The general form of the hypothesis being tested is:
H0: Rβ = r
Where:
- β is the vector of model parameters (coefficients).
- R is a matrix specifying linear combinations of the parameters to be tested.
- r is a vector of values to which the linear combinations are being compared.
In simpler terms, the null hypothesis states that a specific set of coefficients or combinations of coefficients are equal to a certain value (often zero, indicating no effect).
The Wald test statistic is calculated using the following formula:
W = (Rβ̂ - r)T[R Cov(β̂) RT]-1(Rβ̂ - r)
Where:
- β̂ is the vector of estimated model parameters.
- Cov(β̂) is the estimated covariance matrix of the estimated parameters.
Under the null hypothesis, the Wald statistic asymptotically follows a chi-squared distribution with degrees of freedom equal to the rank of the matrix R. A large Wald statistic (and thus a small p-value) indicates evidence against the null hypothesis.
Key Features and Considerations:
-
Asymptotic Test: The Wald test relies on asymptotic theory, meaning its validity depends on having a sufficiently large sample size.
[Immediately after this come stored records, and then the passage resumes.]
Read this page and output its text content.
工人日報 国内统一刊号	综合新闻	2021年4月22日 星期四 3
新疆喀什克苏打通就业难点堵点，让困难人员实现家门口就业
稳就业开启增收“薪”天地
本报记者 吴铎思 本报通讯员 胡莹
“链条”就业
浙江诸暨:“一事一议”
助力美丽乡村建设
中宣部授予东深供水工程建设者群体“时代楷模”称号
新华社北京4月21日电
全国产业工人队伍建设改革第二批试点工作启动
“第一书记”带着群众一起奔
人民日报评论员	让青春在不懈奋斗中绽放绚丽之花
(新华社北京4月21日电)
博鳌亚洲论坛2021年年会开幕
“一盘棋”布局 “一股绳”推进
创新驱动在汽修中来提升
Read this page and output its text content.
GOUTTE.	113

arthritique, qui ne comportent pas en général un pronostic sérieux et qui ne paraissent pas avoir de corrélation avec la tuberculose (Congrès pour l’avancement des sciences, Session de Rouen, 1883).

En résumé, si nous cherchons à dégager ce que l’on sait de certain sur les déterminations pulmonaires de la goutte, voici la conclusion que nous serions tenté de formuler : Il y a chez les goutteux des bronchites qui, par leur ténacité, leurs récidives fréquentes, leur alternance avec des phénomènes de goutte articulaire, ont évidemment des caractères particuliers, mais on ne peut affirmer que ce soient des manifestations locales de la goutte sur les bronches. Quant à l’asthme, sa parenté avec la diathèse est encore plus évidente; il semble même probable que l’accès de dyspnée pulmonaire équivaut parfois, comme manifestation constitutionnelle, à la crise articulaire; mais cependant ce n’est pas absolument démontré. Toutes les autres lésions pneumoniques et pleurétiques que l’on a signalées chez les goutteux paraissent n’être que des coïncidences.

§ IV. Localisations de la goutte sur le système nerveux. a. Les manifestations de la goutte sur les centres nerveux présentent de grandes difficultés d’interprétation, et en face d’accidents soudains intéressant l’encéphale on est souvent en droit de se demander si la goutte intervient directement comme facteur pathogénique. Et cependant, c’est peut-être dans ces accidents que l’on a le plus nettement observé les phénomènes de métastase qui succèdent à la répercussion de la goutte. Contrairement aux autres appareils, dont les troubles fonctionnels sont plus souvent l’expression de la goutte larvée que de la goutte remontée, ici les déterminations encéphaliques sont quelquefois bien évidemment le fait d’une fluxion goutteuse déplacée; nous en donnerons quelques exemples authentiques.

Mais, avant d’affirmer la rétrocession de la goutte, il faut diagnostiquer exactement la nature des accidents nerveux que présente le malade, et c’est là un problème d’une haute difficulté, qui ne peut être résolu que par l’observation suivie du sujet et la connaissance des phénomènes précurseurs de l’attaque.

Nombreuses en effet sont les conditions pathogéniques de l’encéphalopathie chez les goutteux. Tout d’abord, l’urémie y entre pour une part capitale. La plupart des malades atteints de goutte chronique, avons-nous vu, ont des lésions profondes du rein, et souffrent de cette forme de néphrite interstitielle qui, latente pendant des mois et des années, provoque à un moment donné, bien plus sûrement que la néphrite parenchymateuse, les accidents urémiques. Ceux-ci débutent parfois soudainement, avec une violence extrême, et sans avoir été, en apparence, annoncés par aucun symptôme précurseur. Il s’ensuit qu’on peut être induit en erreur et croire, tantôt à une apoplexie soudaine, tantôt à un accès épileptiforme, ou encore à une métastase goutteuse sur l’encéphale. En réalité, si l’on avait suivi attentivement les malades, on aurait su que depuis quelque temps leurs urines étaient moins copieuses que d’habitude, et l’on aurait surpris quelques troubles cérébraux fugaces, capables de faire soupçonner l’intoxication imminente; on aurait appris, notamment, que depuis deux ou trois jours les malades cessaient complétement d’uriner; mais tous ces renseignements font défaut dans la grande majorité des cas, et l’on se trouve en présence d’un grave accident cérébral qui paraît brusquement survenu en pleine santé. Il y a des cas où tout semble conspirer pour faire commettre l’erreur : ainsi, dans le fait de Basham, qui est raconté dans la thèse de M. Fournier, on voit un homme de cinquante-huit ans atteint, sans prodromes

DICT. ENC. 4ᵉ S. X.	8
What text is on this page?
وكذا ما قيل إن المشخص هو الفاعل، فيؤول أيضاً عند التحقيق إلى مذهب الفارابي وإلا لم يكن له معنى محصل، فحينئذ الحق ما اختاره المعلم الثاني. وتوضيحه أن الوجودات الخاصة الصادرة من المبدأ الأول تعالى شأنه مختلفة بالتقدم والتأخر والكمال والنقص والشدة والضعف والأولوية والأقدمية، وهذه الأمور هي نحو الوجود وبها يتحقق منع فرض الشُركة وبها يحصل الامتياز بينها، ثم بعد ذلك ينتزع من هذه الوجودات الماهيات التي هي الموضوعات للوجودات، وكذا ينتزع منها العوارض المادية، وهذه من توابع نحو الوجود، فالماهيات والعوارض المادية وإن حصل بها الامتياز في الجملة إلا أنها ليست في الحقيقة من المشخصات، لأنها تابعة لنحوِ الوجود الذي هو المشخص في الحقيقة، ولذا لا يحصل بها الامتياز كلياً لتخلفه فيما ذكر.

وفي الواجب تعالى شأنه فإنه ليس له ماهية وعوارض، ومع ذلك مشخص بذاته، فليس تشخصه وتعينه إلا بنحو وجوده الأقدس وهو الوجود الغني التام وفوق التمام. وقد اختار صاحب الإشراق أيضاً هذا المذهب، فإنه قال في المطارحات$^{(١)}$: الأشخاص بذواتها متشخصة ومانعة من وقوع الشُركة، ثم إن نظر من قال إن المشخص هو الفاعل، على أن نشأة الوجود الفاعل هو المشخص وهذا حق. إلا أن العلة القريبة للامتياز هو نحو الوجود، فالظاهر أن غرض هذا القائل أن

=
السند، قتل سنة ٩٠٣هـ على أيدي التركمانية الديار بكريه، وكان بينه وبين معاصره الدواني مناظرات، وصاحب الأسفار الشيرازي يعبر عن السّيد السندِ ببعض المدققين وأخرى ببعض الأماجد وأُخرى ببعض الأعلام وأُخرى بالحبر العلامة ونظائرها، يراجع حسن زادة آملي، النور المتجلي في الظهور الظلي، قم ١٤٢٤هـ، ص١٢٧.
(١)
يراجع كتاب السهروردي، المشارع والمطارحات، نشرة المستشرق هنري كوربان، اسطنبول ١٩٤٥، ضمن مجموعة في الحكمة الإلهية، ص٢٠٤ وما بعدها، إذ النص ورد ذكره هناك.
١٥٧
In small samples, the test may be unreliable.
-
Parameterization Dependence: The results of the Wald test can be sensitive to the parameterization of the model. Different, but mathematically equivalent, formulations of the same hypothesis can lead to different p-values. This can be problematic, especially when dealing with non-linear models.
-
Alternative Tests: Likelihood ratio tests and score tests are alternative hypothesis testing methods that are often considered more reliable than the Wald test, especially in situations with small sample sizes or complex models. They are generally less sensitive to parameterization.
-
Applications: The Wald test is commonly used to:
- Test the significance of individual predictor variables in a regression model.
- Test whether a set of variables jointly contribute significantly to the model.
- Test more complex hypotheses about the relationships between variables.
-
Limitations: Due to its sensitivity to parameterization and dependence on large sample sizes, the Wald test should be used with caution. It is important to consider alternative testing methods and carefully evaluate the assumptions of the test before drawing conclusions.